Best Practice #2: Have multiple bitrates available, with regular intervals between qualities. This helps to ensure smooth video quality progression, and to prevent significant changes in video quality.
Video players vary on their aggressiveness to improve the video quality. Some video players, upon sensing a higher bandwidth, will begin a process of segment replacement – where video segments already downloaded at a lower quality are downloaded again at a higher quality. This does result in the same segment being downloaded more than once, but since it improves the displayed video, I consider it a tradeoff that is generally appreciated. For example, in table below, segments 111-112 are initially downloaded at quality 0. The player registers an uptick in throughput, and estimates that these 2 segments can be replaced, and re-downloads at quality 2. However, the player is also quite aggressive, downloading 112 a third time at quality 4. All in all, ~2MB of data are consumed for the 4 second segment 112. This might be considered too aggressive – as it wastes a large amount of data.
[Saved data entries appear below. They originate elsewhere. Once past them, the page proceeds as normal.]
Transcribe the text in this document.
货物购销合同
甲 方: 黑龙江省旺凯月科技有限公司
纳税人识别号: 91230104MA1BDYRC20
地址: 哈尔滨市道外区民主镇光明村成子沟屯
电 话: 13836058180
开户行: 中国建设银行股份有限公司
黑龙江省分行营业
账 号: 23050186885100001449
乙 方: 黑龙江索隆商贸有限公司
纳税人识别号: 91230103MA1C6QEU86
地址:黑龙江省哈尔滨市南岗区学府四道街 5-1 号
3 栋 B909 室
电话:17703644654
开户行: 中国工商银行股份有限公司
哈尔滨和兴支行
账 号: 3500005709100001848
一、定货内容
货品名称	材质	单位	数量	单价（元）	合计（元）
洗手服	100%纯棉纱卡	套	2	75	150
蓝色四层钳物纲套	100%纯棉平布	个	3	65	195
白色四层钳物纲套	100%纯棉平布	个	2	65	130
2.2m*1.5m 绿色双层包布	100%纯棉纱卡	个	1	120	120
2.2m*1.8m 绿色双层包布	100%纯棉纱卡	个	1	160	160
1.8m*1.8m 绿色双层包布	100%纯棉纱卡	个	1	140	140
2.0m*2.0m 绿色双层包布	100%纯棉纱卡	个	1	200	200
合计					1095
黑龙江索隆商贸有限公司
We have also seen examples of “reverse segment replacement”, where the player downloads a lower quality version after already having a higher quality version on the device. In this case, segments 134-134 are downloaded at quality 4 (1.6 MBPS), and then subsequently downloaded at quality 1 (447 KBPS):
At the very least, if quality 4 is played to the end user, ~ 370KB is wasted (the sum of the quality 1 segments). If quality 1 is played back, ~1.3MB of data is wasted, and the user is provided with degraded video playback.
Best Practice #3: If your video player aggressively pushes for high bitrate video, ensure that segment replacement only improves video quality. Monitor the data usage of segment replacement for your users (In Video Optimizer, this is reported as redundancy).
For videos with several high bitrate streams, an aggressive bitrate algorithm can lead to increased stalls. If the local buffer is 30 MB, but the stream is playing at 8 MBPS, there may only be 2-3 seconds of video queued locally. A sudden throughput change will likely lead to a stall before the network and server can react.
Best Practice #4 When streaming high bitrate video, ensure that the device’s buffer can support many seconds of video to account for sudden throughput changes. Alternatively: restrict highest bitrates from memory limited devices.
Conclusion:
Streaming video is becoming more and more prevalent on the web and in mobile applications. However, video streaming is complicated with dozens of potential variables, all of which can affect the quality of the playback to your customers. In this post, we’ve outlined just a few of the features in HLS streaming that can affect the video startup time, prevent stalls, and ensure the highest quality video is streamed to the customer, while minimizing wasted data.